The impact of the grape was lost in the gun’s mighty roar, but when Murphy looked out to where he’d aimed two of the three flashlights were no longer there.

It was as if the cannon’s blast had signaled the end of round one and the beginning of the second. The gunmen opened up with renewed fury, rounds chewing at the Saqr as if to tear it apart piece by piece. The three Corporation operatives fired back, but the weight of the onslaught kept them pinned.

The cry of the terrorists’ charge carried above the din. They were coming with everything they had.

Eric took a glancing bullet to the shoulder when he tried to shoot back and stem the tide. Unable to hold his rifle against the wound to aim, he flicked to full auto and raked the ground thirty feet from the Saqr’s side, creating a curtain of lead the terrorists couldn’t penetrate.

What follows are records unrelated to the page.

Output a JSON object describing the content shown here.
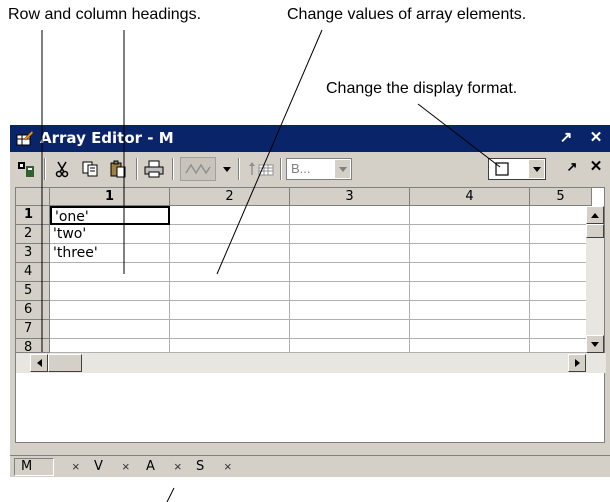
{
  "callouts": {
    "headings": "Row and column headings.",
    "values": "Change values of array elements.",
    "format": "Change the display format."
  },
  "window": {
    "title": "Array Editor - M",
    "restore_label": "↗",
    "close_label": "✕"
  },
  "toolbar": {
    "icons": [
      "import-data-icon",
      "cut-icon",
      "copy-icon",
      "paste-icon",
      "print-icon",
      "plot-icon",
      "dropdown-arrow-icon",
      "size-icon",
      "format-dropdown-icon"
    ],
    "combo_value": "B...",
    "undock_label": "↗",
    "close_label": "✕"
  },
  "grid": {
    "columns": [
      "1",
      "2",
      "3",
      "4",
      "5"
    ],
    "rows": [
      "1",
      "2",
      "3",
      "4",
      "5",
      "6",
      "7",
      "8"
    ],
    "cells": [
      [
        "'one'"
      ],
      [
        "'two'"
      ],
      [
        "'three'"
      ]
    ]
  },
  "tabs": [
    {
      "label": "M",
      "close": "×"
    },
    {
      "label": "V",
      "close": "×"
    },
    {
      "label": "A",
      "close": "×"
    },
    {
      "label": "S",
      "close": "×"
    }
  ]
}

When the rifle bolt snapped back on an empty magazine, Murphy took up the duty, blasting away in a desperate bid to break the charge. His gun, too, fell empty. Linda screamed like a Valkyrie as she hosed the dirt. It didn’t matter if she hit anyone. The intention was just to keep the terrorists back long enough that their courage would fail and they’d retreat for cover.

Bullets whizzed all around her, but to her absolute relief she saw the muzzle flashes were coming from farther and farther away. The charge had broken. They had stopped them.

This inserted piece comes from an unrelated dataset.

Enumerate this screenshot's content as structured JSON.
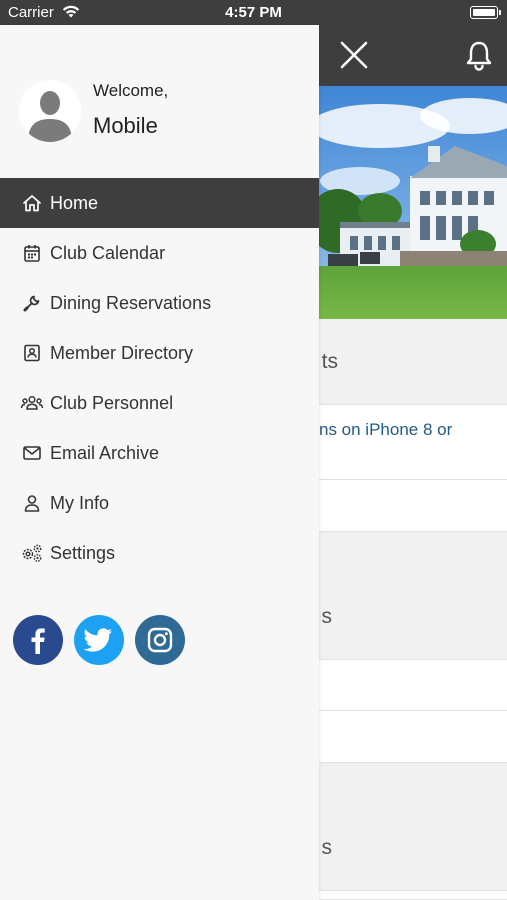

She slipped down below the bulwarks, her entire body vibrating as an aftereffect of her rifle’s recoil, and she was covered in oily sweat. “You guys okay?” she called to her people as the gunmen’s fire slowed.

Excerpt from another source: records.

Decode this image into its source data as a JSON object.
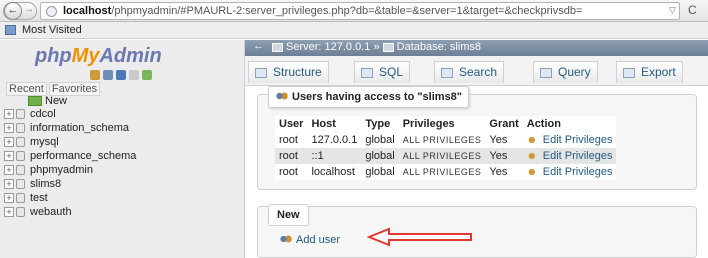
{
  "browser": {
    "back_glyph": "←",
    "forward_glyph": "→",
    "url_host": "localhost",
    "url_rest": "/phpmyadmin/#PMAURL-2:server_privileges.php?db=&table=&server=1&target=&checkprivsdb=",
    "reload_glyph": "C",
    "bookmark_label": "Most Visited"
  },
  "nav": {
    "logo_php": "php",
    "logo_my": "My",
    "logo_admin": "Admin",
    "tab_recent": "Recent",
    "tab_favorites": "Favorites",
    "new_label": "New",
    "databases": [
      "cdcol",
      "information_schema",
      "mysql",
      "performance_schema",
      "phpmyadmin",
      "slims8",
      "test",
      "webauth"
    ]
  },
  "main": {
    "breadcrumb_server": "Server: 127.0.0.1",
    "breadcrumb_sep": "»",
    "breadcrumb_db": "Database: slims8",
    "tabs": [
      "Structure",
      "SQL",
      "Search",
      "Query",
      "Export"
    ],
    "users_legend": "Users having access to \"slims8\"",
    "table": {
      "headers": [
        "User",
        "Host",
        "Type",
        "Privileges",
        "Grant",
        "Action"
      ],
      "rows": [
        [
          "root",
          "127.0.0.1",
          "global",
          "ALL PRIVILEGES",
          "Yes",
          "Edit Privileges"
        ],
        [
          "root",
          "::1",
          "global",
          "ALL PRIVILEGES",
          "Yes",
          "Edit Privileges"
        ],
        [
          "root",
          "localhost",
          "global",
          "ALL PRIVILEGES",
          "Yes",
          "Edit Privileges"
        ]
      ]
    },
    "new_legend": "New",
    "add_user_label": "Add user"
  },
  "colors": {
    "link": "#235a81",
    "arrow": "#e03a2f",
    "topbar": "#7f90a6"
  }
}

“I took one to the shoulder,” Eric reported from the darkness.

“I’m still pissed at myself for not grabbing the night vision goggles from Linc,” Mark said bitterly. “We go spelunking, and I forget the most important piece of gear we would need.”

“Alana?”

“I’m here,” she called softly, her voice pinched with pain.

“Mark, give her something from your med kit.” The sound of gunfire that had risen and fallen erratically over the past ten minutes dribbled away to silence.

Everyone’s ears rang, but not badly enough to miss a man’s voice calling out from the cavern entrance. “I will give you this one chance to give yourselves up.”

“Holy crap,” Eric exclaimed. “I know that voice.”

“What? Who is it?”

“I listened in when he and the Chairman were talking aboard the Oregon. That’s the harbor pilot, Hassad or Assad or something.”

“That explains the ambush on the coast road,” Murph surmised.

“Doesn’t change anything for us, though.” Linda thought for a moment, then shouted back, “I think General Austin McAuliffe said it best when he was asked to surrender during the Battle of the Bulge. In a word: nuts.”

Murph grumbled sarcastically, “Oh, that’ll go well for us.”

Round three started in earnest.

THIRTY-FIVE

THE FIRST PIECE OF GOOD NEWS CABRILLO HAD HEARD IN a while was that he was familiar with the supertanker slowly overtaking the Libyan frigate. She was the Petromax Oil ULCC Aggie Johnston, and several months earlier the Oregon had saved her from being hit by a couple of Iranian torpedoes by firing one of their own at the sub that had launched them.